When voting costs are high, it is difficult to motivate a centrist citizen to endure the cost of voting, since that actor has little to gain from affecting the outcome of the election. As voting costs decrease, the probability that a moderate can be incentivized to vote increases. Because CB effectually decreases the considered cost of voting, it should also increase the participation among moderates.

However, if you buy my argument above that CB would increase aggregate information, this might cause individual-level extremism to increase as well. A la Converse, one might argue that increased information will decrease internal inconsistencies and increase ideological constraint. A la Zaller, one might argue that extreme citizens require information in order to realize their true preferences.

4. CB and Left-Wing Advantage

Are non-voters more moderate? Probably. Are they more liberal? Usually. One possible exception worth noting: Austria used to practice wahlpflicht (CB) nationwide, but later left this policy up to the provinces. If left-wing citizens are more likely to be voluntary non-voters, conventional wisdom would suggest that the liberal provinces would keep CB in place and conservative governments would eliminate CB. But in fact, just the opposite occurred. The four provinces that kept CB the longest (Tyrol, Vorarlberg, Styria, and Carinthia) are among the four most conservative provinces in the country.

The explanation? A colloquial rumor I heard several times was that conservatives put CB in place after women were granted the right to vote. Why? Conservatives were concerned that only “liberated” (aka left-wing) women would vote, and this would shift victories to the left-of-center SPO. Whereas with CB in force, all women would vote equally, and conservative parties like the OVP would maintain their majority within the active electorate.

I asked Erhard Busek (OVP, Vice Chancellor of Austria 1991 – 1995) about this theory, and he told me it has no merit. His explanation: The OVP has always been more likely to not only provide rights but also to expect obligations from citizens, and voting is just another such duty. A third explanation I heard: after reversing the embarrassing laws that stripped voting rights from Jews, the Republic instituted wahlpflicht in order to make a strong statement: not only do all persons now have the right to vote, they also have the obligation to vote.
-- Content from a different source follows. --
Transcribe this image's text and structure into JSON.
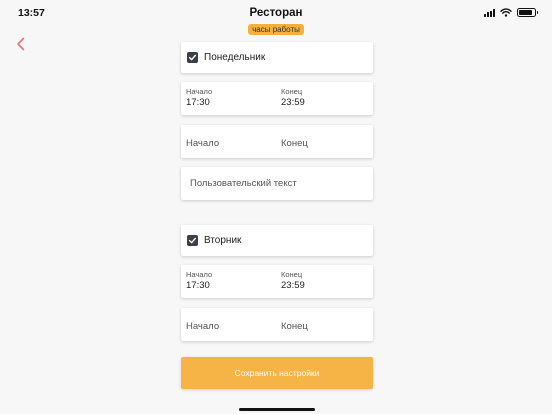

5. Full Turnout and the Composition of the Electorate

Another comment: In the debate over full turnout, a common strategy is to simulate previous elections as if everyone had voted. These studies are clever and useful in many ways, but I note two common assumptions to watch out for in this area of research.

First of all, these simulations assume that non-voters would have the same preferences if they were voters. However, if we accept that campaigns and information acquisition are dynamic and endogenous to electoral systems, we must accept that measured preferences might be different under a full turnout scenario. Information and preferences under one electoral system are not necessarily a good estimate of preferences under another system.

Second, even if all preferences remained the same, a full turnout simulation should go beyond comparing partisan victory totals. Especially when one considers the number of non-competitive districts within the US, it is not too surprising if the number of districts changing party control is small.

However, maintaining party control while significantly changing an expected margin of victory is still an important difference. This would, in turn, cause existing candidates to adapt by either (with a smaller margin) being more attentive to the voters, or perhaps (with larger margin) by being more attentive to their own policy agenda. Furthermore, primary elections should adapt too; as a party increases or decreases its margin of general support, the pool of potential candidates it can successfully nominate will also adjust to include more extreme members.